Moosh had a great road map in her head and whenever we approached within six blocks of a known destination, she began to announce our arrival with lusty barks. She went everywhere with me. (Yes, my car was full of dog hair; virtually no one else was willing, except in the most dire circumstances, to ride in it.) Beyond riding around with me (and I don’t mean just short trips – she swam in Puget Sound) she also ended up going to work with me for quite a while.
It happened like this: for a bit I lived in a very small residence, and Moosh was with me. Each morning I let her out to roam around the large lot for inspection and elimination. For weeks, when I called her back inside, she came. I’d check her water and food bowl and go to work. She stayed inside the very small space (100 sf, I guess) until I came home about nine hours later. Then, one morning she didn’t come. Aggravated, I went out to see where she was. There she stood, as far away as possible, looking at me and not moving. Sort of a what-do-you-want look streaming down her snout. She wouldn’t come and I couldn’t catch her, so eventually I hit upon the scheme of getting her into the car. Got ya now! At this point I decided I might just as well take her to work with me; she could stay in the car and I’d come out to check on or walk her every couple of hours on my breaks. She was fine, but a co-worker, whose identity I didn’t discover, began calling Animal Control and reporting that I was abusing my dog by leaving her in the car. I spoke to three or four AC guys (twice when they had cages in hand), plus a couple AC people on the phone, and two city cops about this.
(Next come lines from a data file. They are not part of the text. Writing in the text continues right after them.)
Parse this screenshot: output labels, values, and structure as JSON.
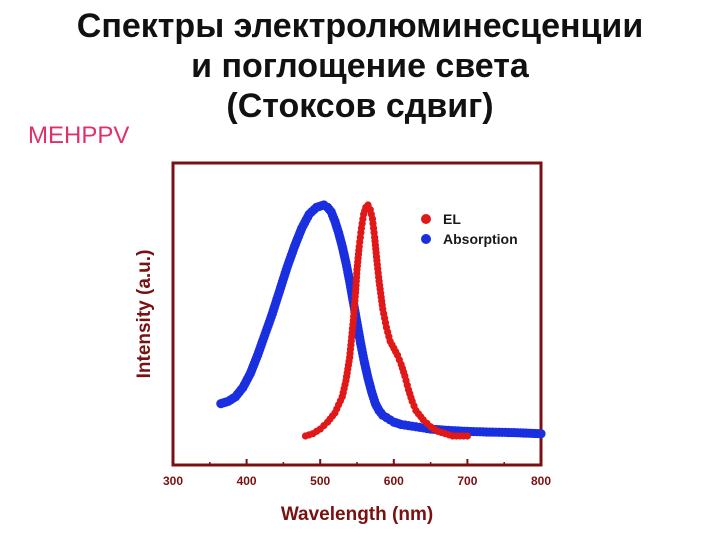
{
  "slide": {
    "title_line1": "Спектры электролюминесценции",
    "title_line2": "и поглощение света",
    "title_line3": "(Стоксов сдвиг)",
    "material": "MEHPPV"
  },
  "colors": {
    "el": "#e01818",
    "absorption": "#1a2fe0",
    "axis": "#7a1010",
    "material": "#e0306a"
  },
  "chart_data": {
    "type": "scatter",
    "title": "",
    "xlabel": "Wavelength (nm)",
    "ylabel": "Intensity (a.u.)",
    "xlim": [
      300,
      800
    ],
    "ylim": [
      0,
      1
    ],
    "xticks": [
      300,
      400,
      500,
      600,
      700,
      800
    ],
    "y_ticks_labeled": false,
    "grid": false,
    "legend_position": "top-right",
    "series": [
      {
        "name": "EL",
        "color_key": "el",
        "x": [
          480,
          490,
          500,
          510,
          520,
          530,
          535,
          540,
          545,
          548,
          550,
          553,
          556,
          559,
          562,
          565,
          568,
          571,
          574,
          577,
          580,
          585,
          590,
          595,
          600,
          605,
          610,
          615,
          620,
          625,
          630,
          640,
          650,
          660,
          670,
          680,
          690,
          700
        ],
        "y": [
          0.0,
          0.01,
          0.03,
          0.06,
          0.1,
          0.17,
          0.24,
          0.34,
          0.5,
          0.62,
          0.72,
          0.82,
          0.9,
          0.96,
          0.99,
          1.0,
          0.98,
          0.94,
          0.86,
          0.76,
          0.67,
          0.55,
          0.47,
          0.41,
          0.38,
          0.35,
          0.31,
          0.26,
          0.2,
          0.15,
          0.11,
          0.07,
          0.04,
          0.02,
          0.01,
          0.0,
          0.0,
          0.0
        ]
      },
      {
        "name": "Absorption",
        "color_key": "absorption",
        "x": [
          365,
          375,
          385,
          395,
          405,
          415,
          425,
          435,
          445,
          455,
          465,
          475,
          485,
          495,
          505,
          510,
          515,
          520,
          525,
          530,
          535,
          540,
          545,
          550,
          555,
          560,
          565,
          570,
          575,
          580,
          585,
          590,
          595,
          600,
          610,
          620,
          630,
          640,
          650,
          670,
          700,
          730,
          760,
          800
        ],
        "y": [
          0.14,
          0.15,
          0.17,
          0.21,
          0.27,
          0.35,
          0.44,
          0.53,
          0.63,
          0.73,
          0.82,
          0.9,
          0.96,
          0.99,
          1.0,
          0.99,
          0.97,
          0.93,
          0.88,
          0.82,
          0.75,
          0.67,
          0.58,
          0.49,
          0.4,
          0.32,
          0.25,
          0.19,
          0.14,
          0.11,
          0.09,
          0.08,
          0.07,
          0.06,
          0.05,
          0.045,
          0.04,
          0.035,
          0.03,
          0.025,
          0.02,
          0.017,
          0.015,
          0.01
        ]
      }
    ]
  }
}
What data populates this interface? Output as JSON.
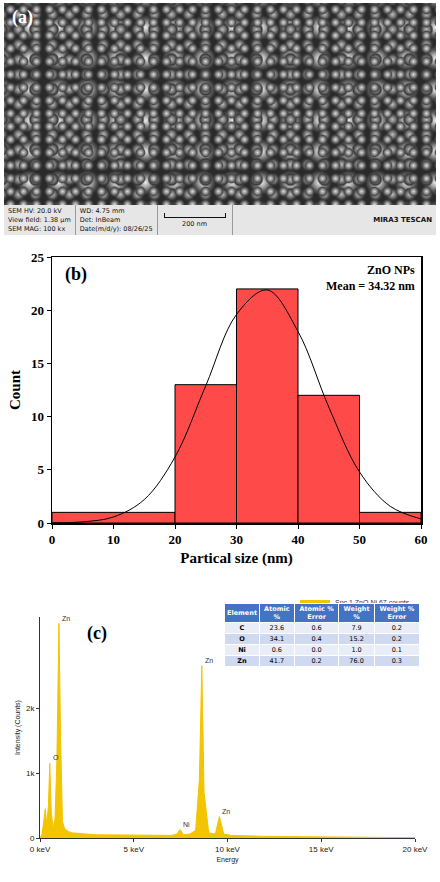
{
  "sem_image": {
    "label": "(a)",
    "info": [
      [
        "SEM HV: 20.0 kV",
        "View field: 1.38 µm",
        "SEM MAG: 100 kx"
      ],
      [
        "WD: 4.75 mm",
        "Det: InBeam",
        "Date(m/d/y): 08/26/25"
      ]
    ],
    "scale_bar": "200 nm",
    "brand": "MIRA3 TESCAN"
  },
  "chart_data": [
    {
      "type": "histogram",
      "panel_label": "(b)",
      "annotations": [
        "ZnO NPs",
        "Mean = 34.32 nm"
      ],
      "x_label": "Partical size (nm)",
      "y_label": "Count",
      "bins": [
        0,
        20,
        30,
        40,
        50,
        60
      ],
      "values": [
        1,
        13,
        22,
        12,
        1
      ],
      "color": "#ff4a4a",
      "fit": {
        "type": "line",
        "color": "#000000",
        "x": [
          0,
          5,
          10,
          15,
          20,
          25,
          30,
          35,
          40,
          45,
          50,
          55,
          60
        ],
        "values": [
          0.02,
          0.11,
          0.57,
          2.2,
          6.2,
          12.9,
          19.6,
          21.9,
          18.0,
          10.9,
          4.8,
          1.57,
          0.38
        ]
      },
      "xlim": [
        0,
        60
      ],
      "xticks": [
        0,
        10,
        20,
        30,
        40,
        50,
        60
      ],
      "ylim": [
        0,
        25
      ],
      "yticks": [
        0,
        5,
        10,
        15,
        20,
        25
      ],
      "grid": false
    },
    {
      "type": "area",
      "panel_label": "(c)",
      "x_label": "Energy",
      "y_label": "Intensity (Counts)",
      "series": [
        {
          "name": "Spc 1 ZnO Ni 67 counts",
          "color": "#f2c500",
          "x": [
            0,
            0.1,
            0.2,
            0.28,
            0.36,
            0.45,
            0.52,
            0.6,
            0.7,
            0.8,
            0.9,
            1.01,
            1.1,
            1.2,
            1.3,
            1.5,
            1.7,
            2.0,
            2.5,
            3,
            4,
            5,
            6,
            7,
            7.3,
            7.47,
            7.65,
            8,
            8.3,
            8.5,
            8.63,
            8.75,
            9,
            9.35,
            9.57,
            9.8,
            10.2,
            11,
            12,
            14,
            16,
            18,
            20
          ],
          "values": [
            0,
            50,
            250,
            450,
            200,
            500,
            1150,
            400,
            150,
            300,
            1200,
            3300,
            1500,
            250,
            150,
            100,
            80,
            70,
            60,
            50,
            45,
            40,
            35,
            40,
            60,
            130,
            50,
            60,
            120,
            900,
            2650,
            700,
            80,
            60,
            330,
            60,
            40,
            30,
            25,
            20,
            15,
            10,
            5
          ]
        }
      ],
      "peak_labels": [
        {
          "text": "Zn",
          "x": 1.01,
          "y": 3300
        },
        {
          "text": "O",
          "x": 0.52,
          "y": 1150
        },
        {
          "text": "Ni",
          "x": 7.47,
          "y": 130
        },
        {
          "text": "Zn",
          "x": 8.63,
          "y": 2650
        },
        {
          "text": "Zn",
          "x": 9.57,
          "y": 330
        }
      ],
      "xlim": [
        0,
        20
      ],
      "xticks": [
        {
          "value": 0,
          "label": "0 keV"
        },
        {
          "value": 5,
          "label": "5 keV"
        },
        {
          "value": 10,
          "label": "10 keV"
        },
        {
          "value": 15,
          "label": "15 keV"
        },
        {
          "value": 20,
          "label": "20 keV"
        }
      ],
      "ylim": [
        0,
        3400
      ],
      "yticks": [
        0,
        {
          "value": 1000,
          "label": "1k"
        },
        {
          "value": 2000,
          "label": "2k"
        }
      ],
      "grid": false,
      "legend": "top right",
      "table": {
        "columns": [
          "Element",
          "Atomic %",
          "Atomic % Error",
          "Weight %",
          "Weight % Error"
        ],
        "rows": [
          [
            "C",
            "23.6",
            "0.6",
            "7.9",
            "0.2"
          ],
          [
            "O",
            "34.1",
            "0.4",
            "15.2",
            "0.2"
          ],
          [
            "Ni",
            "0.6",
            "0.0",
            "1.0",
            "0.1"
          ],
          [
            "Zn",
            "41.7",
            "0.2",
            "76.0",
            "0.3"
          ]
        ]
      }
    }
  ]
}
The last cop said, leaning in the open window, “Seems okay to me, but the next guy might feel differently.” After that, Mooshie moved inside my office and stayed there until the Production Manager, whom I nicknamed Weaselman, got scared when Moosh rushed him as he entered my office one day.
Alternately wholly independent or utterly dependent, Mooshie brought cheer, and sometimes worry, to our world (ran away for a month one time – hopped out an open car window in traffic on the way into OB one hot summer afternoon and was gone for a month – got tapped by an Explorer on the way. When the couple who found her called and we went to get her, she bruised my shoulder with a nip of happiness while I stood – she got my love, too, and each of us more than once, though not every nip went so high), but, in the end, her worth to our lives so far outweighed the dollars we spent to have her as to make them imminently forgettable.
Ultimately, though, and sadly, one day she grew old. I cleaned up after her and helped her up and, in the end, couldn’t keep it up when her paw abscessed and she tracked blood where ever she hobbled. That was too much for me.
I didn’t want to do it. I knew I had to. I was being weak and selfish. I put it off as long as I could. Then, one day at work, I told my boss I had to leave; I had to go home and put my dog to sleep. Happily, he was a guy who understood. I called my love and told her. She became angry. It didn’t matter. I had to. She knew that.
Mooshie and I went together and alone after we has said our goodbyes to her. I carried her to the car and we drove away leaving my love sad inside. Mooshie remained sweet tempered, confident, happy, secure, and unperturbed until she was gone.